G N’R Lies

Incapace di canalizzare le proprie energie, sommersa dalle polemiche e dalle faide interne, la band non riesce a concentrarsi su un nuovo album. Nasce così l’idea di questo album che su un lato ripropone il raro mini LP d’esordio e sull’altro quattro nuove canzoni acustiche tra le quali il singolo Patience e One In A Million conquistano subito le simpatie dei fan e delle radio. La popolarità del gruppo è alle stelle e non stupisce che le tante uscite nel formato 45 giri e 12″, pur proponendo spesso le stesse canzoni, siano comunque un successo.

G.N.

Il sogno e la disillusione americana sono alle spalle, e anche la stagione del rock a stelle e strisce sta declinando. La Nannini si mette alla ricerca di un sound nuovo, più europeo, insieme a Roberto Cacciapaglia. Incontra più i gusti del pubblico germanico che di quello italiano, forse anche a causa della debolezza del singolo, la comunque non disprezzabile Vieni ragazzo.

G.O.A.T. Featuring James T. Smith The Greatest Of All Time

Un diluvio di ospiti, distribuiti in ben 10 dei 18 titoli complessivi, distrae dall’alterna consistenza dell’album. Il meglio si concentra nel singolo Imagine That, commerciale ma non certo banale, nella jam senza rete combattuta con DMX, Method Man e Redman (Canibus è ora diventato un nemico in seguito a una rissosa disputa incrociata) in Fuhgidabowdit e nell’aspro ritorno hardcore di Homicide.

G3: Live In Concert

Parallelamente alla carriera solistica, Vai gira il mondo con Joe Satriani ed Eric Johnson con la sigla G 3, in una pirotecnica festa dell’ultrachitarra. Non è una gran compagnia, Steve ogni tanto pare Pinocchio con il Gatto e la Volpe; delirio del pubblico generalista ma i fan della prima ora storcono la bocca, per via di certi passaggi troppo plateali e patacca.

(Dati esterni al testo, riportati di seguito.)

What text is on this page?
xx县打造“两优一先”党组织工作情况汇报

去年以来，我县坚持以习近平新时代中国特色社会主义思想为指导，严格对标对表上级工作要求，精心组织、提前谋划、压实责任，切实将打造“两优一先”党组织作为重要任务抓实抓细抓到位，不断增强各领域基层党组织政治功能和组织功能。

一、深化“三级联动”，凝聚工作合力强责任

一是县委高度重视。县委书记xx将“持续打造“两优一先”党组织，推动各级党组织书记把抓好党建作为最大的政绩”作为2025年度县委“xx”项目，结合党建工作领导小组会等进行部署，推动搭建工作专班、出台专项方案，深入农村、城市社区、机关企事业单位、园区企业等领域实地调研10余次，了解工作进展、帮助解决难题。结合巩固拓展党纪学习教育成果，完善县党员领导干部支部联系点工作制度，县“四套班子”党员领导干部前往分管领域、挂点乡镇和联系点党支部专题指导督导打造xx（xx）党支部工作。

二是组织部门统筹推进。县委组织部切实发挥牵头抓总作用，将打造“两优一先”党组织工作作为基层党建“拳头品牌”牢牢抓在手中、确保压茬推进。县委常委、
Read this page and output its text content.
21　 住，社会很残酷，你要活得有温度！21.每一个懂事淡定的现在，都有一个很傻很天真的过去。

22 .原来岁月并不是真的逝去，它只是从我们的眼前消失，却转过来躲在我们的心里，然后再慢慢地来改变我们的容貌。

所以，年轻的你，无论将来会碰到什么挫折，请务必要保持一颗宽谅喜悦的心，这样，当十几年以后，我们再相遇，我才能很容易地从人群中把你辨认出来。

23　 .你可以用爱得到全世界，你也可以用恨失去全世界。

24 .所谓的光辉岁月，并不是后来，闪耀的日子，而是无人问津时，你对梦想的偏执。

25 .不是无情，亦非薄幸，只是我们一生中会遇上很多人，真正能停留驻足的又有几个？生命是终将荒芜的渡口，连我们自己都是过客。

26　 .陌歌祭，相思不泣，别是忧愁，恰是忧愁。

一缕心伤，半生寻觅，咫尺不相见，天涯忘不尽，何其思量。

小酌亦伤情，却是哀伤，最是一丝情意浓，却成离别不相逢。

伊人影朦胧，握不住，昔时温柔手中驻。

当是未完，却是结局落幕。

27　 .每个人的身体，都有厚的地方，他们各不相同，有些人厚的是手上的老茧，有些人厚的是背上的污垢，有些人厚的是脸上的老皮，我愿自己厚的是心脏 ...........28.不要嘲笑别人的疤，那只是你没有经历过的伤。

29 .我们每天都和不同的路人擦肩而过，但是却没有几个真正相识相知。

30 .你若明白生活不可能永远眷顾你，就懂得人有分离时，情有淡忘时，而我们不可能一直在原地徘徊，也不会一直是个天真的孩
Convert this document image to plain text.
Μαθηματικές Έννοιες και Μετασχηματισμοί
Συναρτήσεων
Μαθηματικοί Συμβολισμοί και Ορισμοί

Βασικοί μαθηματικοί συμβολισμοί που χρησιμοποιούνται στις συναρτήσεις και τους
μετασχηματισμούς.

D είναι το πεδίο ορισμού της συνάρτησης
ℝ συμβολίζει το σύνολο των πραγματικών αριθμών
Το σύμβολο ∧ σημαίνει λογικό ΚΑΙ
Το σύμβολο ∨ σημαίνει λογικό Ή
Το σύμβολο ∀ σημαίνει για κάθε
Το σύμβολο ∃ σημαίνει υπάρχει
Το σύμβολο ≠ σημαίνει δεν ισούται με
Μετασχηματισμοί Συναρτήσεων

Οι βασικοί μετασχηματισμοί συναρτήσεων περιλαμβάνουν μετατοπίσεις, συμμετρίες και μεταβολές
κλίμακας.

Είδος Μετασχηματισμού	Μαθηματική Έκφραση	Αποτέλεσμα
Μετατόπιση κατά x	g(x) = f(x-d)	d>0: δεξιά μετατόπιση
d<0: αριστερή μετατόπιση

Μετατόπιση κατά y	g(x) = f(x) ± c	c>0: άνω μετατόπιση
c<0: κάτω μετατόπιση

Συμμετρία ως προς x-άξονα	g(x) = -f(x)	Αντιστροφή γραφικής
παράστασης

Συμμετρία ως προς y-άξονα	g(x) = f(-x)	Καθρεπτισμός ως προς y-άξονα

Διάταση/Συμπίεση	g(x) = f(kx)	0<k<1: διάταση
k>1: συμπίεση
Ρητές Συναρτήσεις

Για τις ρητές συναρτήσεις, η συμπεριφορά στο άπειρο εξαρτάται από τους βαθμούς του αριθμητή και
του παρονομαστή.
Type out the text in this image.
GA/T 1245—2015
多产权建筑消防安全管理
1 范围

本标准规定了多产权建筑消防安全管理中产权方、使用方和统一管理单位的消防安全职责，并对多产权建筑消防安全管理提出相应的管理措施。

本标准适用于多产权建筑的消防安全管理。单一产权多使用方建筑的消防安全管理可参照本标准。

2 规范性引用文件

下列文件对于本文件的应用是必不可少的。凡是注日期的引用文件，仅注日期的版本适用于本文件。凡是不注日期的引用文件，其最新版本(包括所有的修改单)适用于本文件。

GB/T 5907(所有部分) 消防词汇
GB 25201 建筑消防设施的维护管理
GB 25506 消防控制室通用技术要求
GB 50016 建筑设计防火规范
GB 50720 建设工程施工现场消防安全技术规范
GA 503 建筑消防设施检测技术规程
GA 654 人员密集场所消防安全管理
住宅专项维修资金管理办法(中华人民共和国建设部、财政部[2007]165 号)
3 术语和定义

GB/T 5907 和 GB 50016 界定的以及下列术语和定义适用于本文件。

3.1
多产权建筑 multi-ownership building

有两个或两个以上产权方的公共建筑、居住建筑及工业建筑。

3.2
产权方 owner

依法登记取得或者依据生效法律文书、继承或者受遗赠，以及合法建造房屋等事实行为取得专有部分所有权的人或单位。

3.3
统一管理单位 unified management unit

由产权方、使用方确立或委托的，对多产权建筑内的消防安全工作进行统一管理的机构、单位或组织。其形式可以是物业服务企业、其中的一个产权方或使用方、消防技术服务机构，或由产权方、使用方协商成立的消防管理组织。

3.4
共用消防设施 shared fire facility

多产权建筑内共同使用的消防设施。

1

G3: Live Rockin’ In The Free World

Tornano i G3, questa volta con Yingwie Malmsteen al posto di Johnson. Live a Kansas City, ottobre 2003: un mucchio selvaggio di virtuosismi e trucchi plateali, supertecnologia e ABC della chitarra rock, nel segno di una musica vistosamente truccata e palestrata. Il primo CD è un sunto dei tre set individuali, il secondo una torrenziale G3 Jam, con il quartetto di Satriani più Vai e Malmsteen. Si va sul sicuro: Voodoo Chile, Little Wing, il Neil Young populista di Rockin’ In The Free World, tutti gonfiati come bolle e fatti esplodere per sfinimento. Pubblico in delirio, Odino for president.

Gabriel Peter

Lasciati nel 1975 i Genesis, di cui era cantante e leader, Peter Gabriel (1950) si dedica alla carriera solista debuttando nel 1977 con il primo di ben quattro album omonimi (il quarto, ribattezzato Security negli Stati Uniti, contiene il fortunato singolo Shock the Monkey). 

Gabriel pubblica il capolavoro So nel 1986: trascinato dal singolo Sledgehammer e dal brillante videoclip, l’album raggiunge la vetta delle classifiche britanniche e il numero 2 di quelle statunitensi, sviluppando al meglio l’interesse per l’elettronica e la musica etnica. Promotore del WOMAD, un festival internazionale di musica e danza, Gabriel crea una propria etichetta, la Real World. Anche il successivo Us (1992) non tradisce le  aspettative, approfondendo gli spunti di ricerca di una pop music sempre più complessa e raffinata.  

Impegnato da tempo in ambito umanitario, Peter Gabriel è anche uno sperimentatore nel campo della tecnologia, tra i primi a esplorare le possibilità di un medium come il CD-rom e a creare una piattaforma per il download di brani musicali.